Melissa Falgoust, now 42, was convicted in 2001 of manslaughter. She served more than 6 1/2 years and is out of prison on probation.

This is an unusual public trial that may open a window into what was so wrong with the Division of Family and Youth Services, apparently for so long.

DFYS now is called the Office of Children's Services, or OCS, but its duties are still the same, and so are the complaints that it either does too little to protect kids or is too zealous and rips families apart.

Schleuss went through the boys' sad history with jurors. A.J. was only 6 months old when his father stabbed his mother multiple times and went to prison. His grandmother, who had a drinking problem, was supposed to take care of him. But she liked him to stay outside while she partied, no matter the weather, Schleuss said.

At age 6, A.J. was suicidal and hospitalized, where he revealed one of his grandmother's friends had molested him. DFYS never investigated that, Schleuss said. The state only took custody when the grandmother said she didn't want him anymore, a month after his seventh birthday.

As a second-grader at Lake Otis Elementary, he had behavior problems but flourished at school, his teacher, Kristina Peterson, told jurors. Once, he was scared to go home because his shirt tail got a little wet when he went to the bathroom. He told her that Melissa Falgoust would make him eat baby food and crawl on his knees like a baby until they bled. The teacher made a report to DFYS. The state left him in Falgoust's home.

D.D. was born cocaine positive and taken from his mother. Over the years he bounced back and forth between his mother and foster care.

D.D. is a young man now. His dark hair is cut close and he has a mustache. His voice was almost a monotone.

His mother drank and did drugs and hit him, he testified. If he and his little brother asked for food, she would ignore them or tell them to play video games. Then she sold the game system for drugs and alcohol, he said.

He was maybe 7 when the state put him in the Falgoust foster home.

'THINGS GOT A LITTLE CRAZY'

At first, the woman he called Melissa was nice, he said.

"Then things got a little crazy." She hit him a lot, he said. She made the boys exercise "more than you would imagine," 2,000 jumping jacks, and if they quit, she would grab their arms or hit them, he said.

She put alarms on the boys' rooms and if they tried to get out to go to the bathroom, she would make them "do lines," writing pages and pages for punishment.

One time, he didn't want to do lines so when he wet the bed he hid his soaked underwear. But she numbered their underwear so she knew it was missing.

"She got really mad and ended up choking me, putting me against the wall," D.D. said.

As for Douglas Falgoust, he sometimes just sat there when the boys were being hurt and sometimes got hit himself, D.D. said.

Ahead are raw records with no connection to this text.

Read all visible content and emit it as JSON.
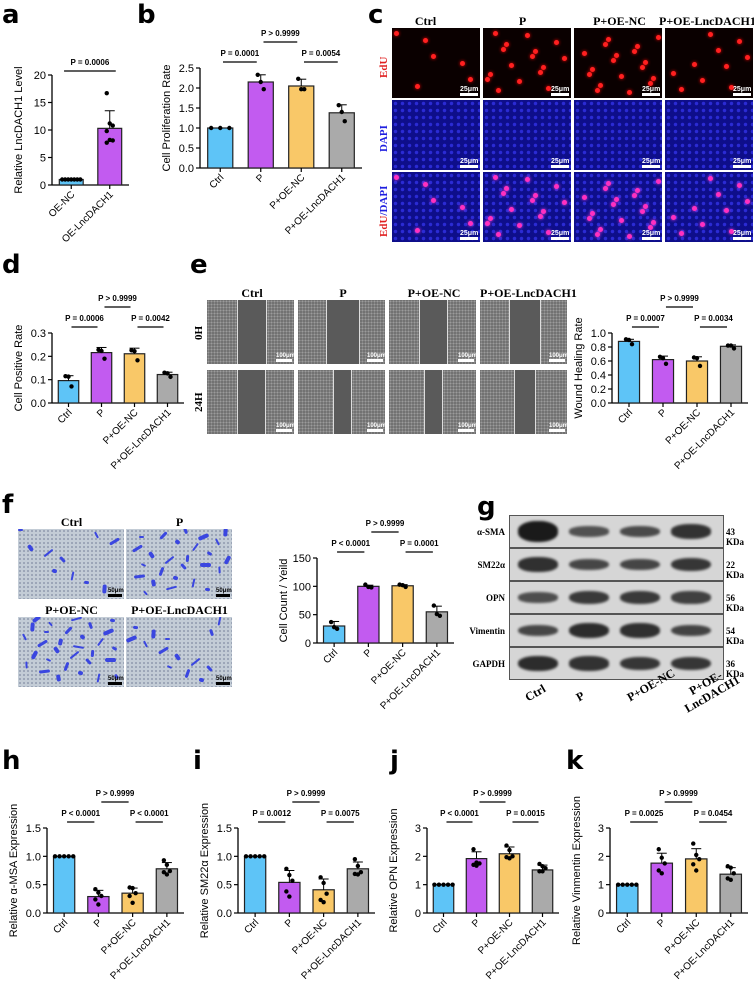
{
  "colors": {
    "ctrl": "#5ec4f7",
    "p": "#c25bf0",
    "p_oe_nc": "#f9c868",
    "p_oe_lnc": "#aaaaaa",
    "oe_nc": "#5ec4f7",
    "oe_lnc": "#c25bf0"
  },
  "panel_labels": [
    "a",
    "b",
    "c",
    "d",
    "e",
    "f",
    "g",
    "h",
    "i",
    "j",
    "k"
  ],
  "groups": [
    "Ctrl",
    "P",
    "P+OE-NC",
    "P+OE-LncDACH1"
  ],
  "panel_c": {
    "columns": [
      "Ctrl",
      "P",
      "P+OE-NC",
      "P+OE-LncDACH1"
    ],
    "rows": [
      {
        "label": "EdU",
        "label_color": "#e02020"
      },
      {
        "label": "DAPI",
        "label_color": "#2020e0"
      },
      {
        "label_a": "EdU",
        "label_b": "/DAPI"
      }
    ],
    "scale_bar": "25μm"
  },
  "panel_e": {
    "columns": [
      "Ctrl",
      "P",
      "P+OE-NC",
      "P+OE-LncDACH1"
    ],
    "rows": [
      "0H",
      "24H"
    ],
    "scale_bar": "100μm"
  },
  "panel_f": {
    "images": [
      "Ctrl",
      "P",
      "P+OE-NC",
      "P+OE-LncDACH1"
    ],
    "scale_bar": "50μm"
  },
  "panel_g": {
    "proteins": [
      {
        "name": "α-SMA",
        "kda": "43 KDa"
      },
      {
        "name": "SM22α",
        "kda": "22 KDa"
      },
      {
        "name": "OPN",
        "kda": "56 KDa"
      },
      {
        "name": "Vimentin",
        "kda": "54 KDa"
      },
      {
        "name": "GAPDH",
        "kda": "36 KDa"
      }
    ],
    "lanes": [
      "Ctrl",
      "P",
      "P+OE-NC",
      "P+OE-\nLncDACH1"
    ],
    "lane_labels": [
      "Ctrl",
      "P",
      "P+OE-NC",
      "P+OE-",
      "LncDACH1"
    ]
  },
  "chart_data": [
    {
      "panel": "a",
      "type": "bar",
      "title": "",
      "xlabel": "",
      "ylabel": "Relative LncDACH1 Level",
      "categories": [
        "OE-NC",
        "OE-LncDACH1"
      ],
      "values": [
        1.0,
        10.3
      ],
      "errors": [
        0.0,
        3.2
      ],
      "points": [
        [
          1,
          1,
          1,
          1,
          1,
          1,
          1
        ],
        [
          16.7,
          11.2,
          10.8,
          9.8,
          8.2,
          8.1,
          7.7
        ]
      ],
      "ylim": [
        0,
        20
      ],
      "yticks": [
        0,
        5,
        10,
        15,
        20
      ],
      "comparisons": [
        {
          "from": 0,
          "to": 1,
          "text": "P = 0.0006",
          "level": 0
        }
      ]
    },
    {
      "panel": "b",
      "type": "bar",
      "ylabel": "Cell Proliferation Rate",
      "categories": [
        "Ctrl",
        "P",
        "P+OE-NC",
        "P+OE-LncDACH1"
      ],
      "values": [
        1.0,
        2.15,
        2.05,
        1.38
      ],
      "errors": [
        0.0,
        0.18,
        0.17,
        0.2
      ],
      "points": [
        [
          1,
          1,
          1
        ],
        [
          2.33,
          2.15,
          1.97
        ],
        [
          2.23,
          1.97,
          1.97
        ],
        [
          1.57,
          1.4,
          1.17
        ]
      ],
      "ylim": [
        0,
        2.5
      ],
      "yticks": [
        0.0,
        0.5,
        1.0,
        1.5,
        2.0,
        2.5
      ],
      "comparisons": [
        {
          "from": 0,
          "to": 1,
          "text": "P = 0.0001",
          "level": 0
        },
        {
          "from": 2,
          "to": 3,
          "text": "P = 0.0054",
          "level": 0
        },
        {
          "from": 1,
          "to": 2,
          "text": "P > 0.9999",
          "level": 1
        }
      ]
    },
    {
      "panel": "d",
      "type": "bar",
      "ylabel": "Cell Positive Rate",
      "categories": [
        "Ctrl",
        "P",
        "P+OE-NC",
        "P+OE-LncDACH1"
      ],
      "values": [
        0.096,
        0.216,
        0.211,
        0.122
      ],
      "errors": [
        0.021,
        0.022,
        0.024,
        0.01
      ],
      "points": [
        [
          0.115,
          0.113,
          0.071
        ],
        [
          0.228,
          0.223,
          0.19
        ],
        [
          0.226,
          0.222,
          0.183
        ],
        [
          0.13,
          0.127,
          0.112
        ]
      ],
      "ylim": [
        0,
        0.3
      ],
      "yticks": [
        0.0,
        0.1,
        0.2,
        0.3
      ],
      "comparisons": [
        {
          "from": 0,
          "to": 1,
          "text": "P = 0.0006",
          "level": 0
        },
        {
          "from": 2,
          "to": 3,
          "text": "P = 0.0042",
          "level": 0
        },
        {
          "from": 1,
          "to": 2,
          "text": "P > 0.9999",
          "level": 1
        }
      ]
    },
    {
      "panel": "e",
      "type": "bar",
      "ylabel": "Wound Healing Rate",
      "categories": [
        "Ctrl",
        "P",
        "P+OE-NC",
        "P+OE-LncDACH1"
      ],
      "values": [
        0.88,
        0.62,
        0.6,
        0.81
      ],
      "errors": [
        0.03,
        0.05,
        0.06,
        0.02
      ],
      "points": [
        [
          0.91,
          0.9,
          0.84
        ],
        [
          0.66,
          0.64,
          0.56
        ],
        [
          0.65,
          0.64,
          0.53
        ],
        [
          0.82,
          0.82,
          0.78
        ]
      ],
      "ylim": [
        0,
        1.0
      ],
      "yticks": [
        0.0,
        0.2,
        0.4,
        0.6,
        0.8,
        1.0
      ],
      "comparisons": [
        {
          "from": 0,
          "to": 1,
          "text": "P = 0.0007",
          "level": 0
        },
        {
          "from": 2,
          "to": 3,
          "text": "P = 0.0034",
          "level": 0
        },
        {
          "from": 1,
          "to": 2,
          "text": "P > 0.9999",
          "level": 1
        }
      ]
    },
    {
      "panel": "f",
      "type": "bar",
      "ylabel": "Cell Count / Yeild",
      "categories": [
        "Ctrl",
        "P",
        "P+OE-NC",
        "P+OE-LncDACH1"
      ],
      "values": [
        30,
        100,
        101,
        55
      ],
      "errors": [
        8,
        2,
        2,
        10
      ],
      "points": [
        [
          37,
          28,
          25
        ],
        [
          103,
          99,
          98
        ],
        [
          103,
          102,
          99
        ],
        [
          66,
          51,
          48
        ]
      ],
      "ylim": [
        0,
        150
      ],
      "yticks": [
        0,
        50,
        100,
        150
      ],
      "comparisons": [
        {
          "from": 0,
          "to": 1,
          "text": "P < 0.0001",
          "level": 0
        },
        {
          "from": 2,
          "to": 3,
          "text": "P = 0.0001",
          "level": 0
        },
        {
          "from": 1,
          "to": 2,
          "text": "P > 0.9999",
          "level": 1
        }
      ]
    },
    {
      "panel": "h",
      "type": "bar",
      "ylabel": "Relative α-MSA Expression",
      "categories": [
        "Ctrl",
        "P",
        "P+OE-NC",
        "P+OE-LncDACH1"
      ],
      "values": [
        1.0,
        0.29,
        0.35,
        0.78
      ],
      "errors": [
        0.0,
        0.11,
        0.09,
        0.11
      ],
      "points": [
        [
          1,
          1,
          1,
          1,
          1
        ],
        [
          0.42,
          0.36,
          0.3,
          0.24,
          0.15
        ],
        [
          0.45,
          0.44,
          0.35,
          0.3,
          0.18
        ],
        [
          0.93,
          0.85,
          0.74,
          0.72,
          0.68
        ]
      ],
      "ylim": [
        0,
        1.5
      ],
      "yticks": [
        0.0,
        0.5,
        1.0,
        1.5
      ],
      "comparisons": [
        {
          "from": 0,
          "to": 1,
          "text": "P < 0.0001",
          "level": 0
        },
        {
          "from": 2,
          "to": 3,
          "text": "P < 0.0001",
          "level": 0
        },
        {
          "from": 1,
          "to": 2,
          "text": "P > 0.9999",
          "level": 1
        }
      ]
    },
    {
      "panel": "i",
      "type": "bar",
      "ylabel": "Relative SM22α Expression",
      "categories": [
        "Ctrl",
        "P",
        "P+OE-NC",
        "P+OE-LncDACH1"
      ],
      "values": [
        1.0,
        0.54,
        0.41,
        0.78
      ],
      "errors": [
        0.0,
        0.21,
        0.19,
        0.12
      ],
      "points": [
        [
          1,
          1,
          1,
          1,
          1
        ],
        [
          0.78,
          0.67,
          0.57,
          0.38,
          0.29
        ],
        [
          0.63,
          0.53,
          0.34,
          0.23,
          0.19
        ],
        [
          0.95,
          0.83,
          0.72,
          0.69,
          0.68
        ]
      ],
      "ylim": [
        0,
        1.5
      ],
      "yticks": [
        0.0,
        0.5,
        1.0,
        1.5
      ],
      "comparisons": [
        {
          "from": 0,
          "to": 1,
          "text": "P = 0.0012",
          "level": 0
        },
        {
          "from": 2,
          "to": 3,
          "text": "P = 0.0075",
          "level": 0
        },
        {
          "from": 1,
          "to": 2,
          "text": "P > 0.9999",
          "level": 1
        }
      ]
    },
    {
      "panel": "j",
      "type": "bar",
      "ylabel": "Relative OPN Expression",
      "categories": [
        "Ctrl",
        "P",
        "P+OE-NC",
        "P+OE-LncDACH1"
      ],
      "values": [
        1.0,
        1.92,
        2.09,
        1.52
      ],
      "errors": [
        0.0,
        0.24,
        0.24,
        0.17
      ],
      "points": [
        [
          1,
          1,
          1,
          1,
          1
        ],
        [
          2.25,
          1.78,
          1.75,
          1.7,
          1.67
        ],
        [
          2.38,
          2.22,
          2.0,
          1.97,
          1.93
        ],
        [
          1.73,
          1.65,
          1.58,
          1.47,
          1.47
        ]
      ],
      "ylim": [
        0,
        3
      ],
      "yticks": [
        0,
        1,
        2,
        3
      ],
      "comparisons": [
        {
          "from": 0,
          "to": 1,
          "text": "P < 0.0001",
          "level": 0
        },
        {
          "from": 2,
          "to": 3,
          "text": "P = 0.0015",
          "level": 0
        },
        {
          "from": 1,
          "to": 2,
          "text": "P > 0.9999",
          "level": 1
        }
      ]
    },
    {
      "panel": "k",
      "type": "bar",
      "ylabel": "Relative Vinmentin Expression",
      "categories": [
        "Ctrl",
        "P",
        "P+OE-NC",
        "P+OE-LncDACH1"
      ],
      "values": [
        1.0,
        1.76,
        1.91,
        1.37
      ],
      "errors": [
        0.0,
        0.35,
        0.36,
        0.23
      ],
      "points": [
        [
          1,
          1,
          1,
          1,
          1
        ],
        [
          2.25,
          1.95,
          1.75,
          1.5,
          1.4
        ],
        [
          2.45,
          2.05,
          1.9,
          1.72,
          1.5
        ],
        [
          1.65,
          1.6,
          1.4,
          1.22,
          1.17
        ]
      ],
      "ylim": [
        0,
        3
      ],
      "yticks": [
        0,
        1,
        2,
        3
      ],
      "comparisons": [
        {
          "from": 0,
          "to": 1,
          "text": "P = 0.0025",
          "level": 0
        },
        {
          "from": 2,
          "to": 3,
          "text": "P = 0.0454",
          "level": 0
        },
        {
          "from": 1,
          "to": 2,
          "text": "P > 0.9999",
          "level": 1
        }
      ]
    }
  ]
}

Steven Murray, the boy Melissa Falgoust killed, was treated the worst, D.D. told jurors, because she figured he'd never go back to his "real family."

Once Steven ran away and told police Melissa beat him. Schleuss showed jurors pictures that police took of his bottom with belt marks on it. But DFYS and others believed Melissa when she said Steven hurt himself.

The day Steven was killed, Melissa told D.D. to put on boxing gloves and hit him, the boy said. Steven wasn't doing exercises like she wanted. But D.D. couldn't hit him hard enough, he said, so Melissa took over, hitting and slamming him against the wall until he went into seizures.
D.D. still has nightmares. He thought it was his fault Steven got killed.


Another defendant in the trial is Alternatives Community Mental Health Center Inc., which provided a case manager as well as workers called activity therapists to socialize the boys. The state is suing Alternatives.

Alternatives lawyer Bill Ingaldson said the agency, now called Denali Family Services, did nothing wrong. The boys already were disturbed and suffered from an attachment disorder before Alternatives got involved, Ingaldson told the jury.

The boys have settled their claims with the Falgousts, he told jurors.